Another critique, from Liza Featherstone:

“Liberal feminism assumes that ‘sexism’ can be fixed without deeper systemic change. Of course, some aspects of it can be — people can get more enlightened in their attitudes — but this approach misses the extent to which gender equality is perpetuated by our economic system.”

This is still pretty abstract, so let me offer a specific example. In the 2016 election, there were ballot measures to enact rent control in several Bay Area cities; I’m most familiar with Alameda’s Measure M1. Unscientifically, I’d say Alameda is about typically liberal for the Bay Area, which is to say very, very liberal. If you polled Alameda residents about their attitudes about race and gender, I’d posit that they’d be near the most progressive end of the scale in the country. However, such progressive attitudes exist uncomfortably alongside a long history of attempts to prevent the construction of multi-unit housing in the city, a policy and preference clearly intended to prevent low-income “others” from moving in. In the case of the 2016 election, M1 rent control failed 2/3rds to 1/3rd. Who will that defeat hurt most of all? Low income renters, who are disproportionately women and people of color. This is the paradox of liberal identity politics: progressive individual attitudes alongside a refusal to confront the systemic and material elements of racism and sexism.

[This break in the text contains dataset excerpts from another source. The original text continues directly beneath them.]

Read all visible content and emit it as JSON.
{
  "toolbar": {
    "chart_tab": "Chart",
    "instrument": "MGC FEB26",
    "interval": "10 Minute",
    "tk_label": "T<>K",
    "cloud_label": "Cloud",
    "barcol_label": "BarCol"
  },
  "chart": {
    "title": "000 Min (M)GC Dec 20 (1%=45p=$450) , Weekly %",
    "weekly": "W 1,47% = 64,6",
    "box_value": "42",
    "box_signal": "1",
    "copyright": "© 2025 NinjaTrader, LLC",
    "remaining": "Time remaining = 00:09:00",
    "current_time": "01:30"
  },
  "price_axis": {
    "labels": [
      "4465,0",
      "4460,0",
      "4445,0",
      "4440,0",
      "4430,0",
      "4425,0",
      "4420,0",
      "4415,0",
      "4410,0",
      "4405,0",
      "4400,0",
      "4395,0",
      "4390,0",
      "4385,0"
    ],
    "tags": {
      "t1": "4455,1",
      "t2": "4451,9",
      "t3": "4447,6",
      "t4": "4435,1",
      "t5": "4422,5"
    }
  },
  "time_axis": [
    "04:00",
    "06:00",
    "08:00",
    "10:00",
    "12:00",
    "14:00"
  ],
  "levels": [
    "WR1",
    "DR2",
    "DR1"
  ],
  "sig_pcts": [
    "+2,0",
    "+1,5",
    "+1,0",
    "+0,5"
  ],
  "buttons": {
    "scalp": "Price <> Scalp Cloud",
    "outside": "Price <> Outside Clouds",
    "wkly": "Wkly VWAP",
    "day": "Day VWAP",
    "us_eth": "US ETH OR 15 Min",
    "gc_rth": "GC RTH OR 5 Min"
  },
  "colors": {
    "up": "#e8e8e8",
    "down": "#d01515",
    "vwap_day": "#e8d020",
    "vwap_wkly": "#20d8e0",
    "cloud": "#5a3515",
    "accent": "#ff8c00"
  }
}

The most serious consequence of liberal identity politics, then, is that it limits fights against bigotry to what can be contained within the bounds of our economic system. It has additional consequences for political mobilization and argument.

In terms of mobilization, the model of liberal identity politics is the language of “allyship.” In other words, it says: “I support you in your struggle.” The alternative to this is solidarity: “These struggles are linked, and we must struggle together”; that is, organizing across identities on the basis of shared interests.

In terms of argument, liberal identity politics quickly devolves into the realm of the personal: who is more or less privileged, who is more or less woke. An argument doesn’t need to be taken seriously if the speaker can be labeled as a member of a privileged group or insufficiently enlightened. Liberal identity politics thus devolves into a contest of personal wokeness without the hard and risky work of dismantling overlapping structures of oppression deeply tied to our economic and political systems. As a form of self-congratulation, liberal identity politics allows woke Whites to believe they have “heroically transcended … a state of corrupt decadence” without organizing and mobilizing against the system. ( Consequently, in its approach to mobilization and argument, liberal identity politics is anti-political.

Fighting economic oppression will not magically, automatically solve racism, sexism, or homophobia. But neither can those things be fought without a systematic critique of our economic system. These are not tasks of personal enlightenment, they are tasks of collective mobilization.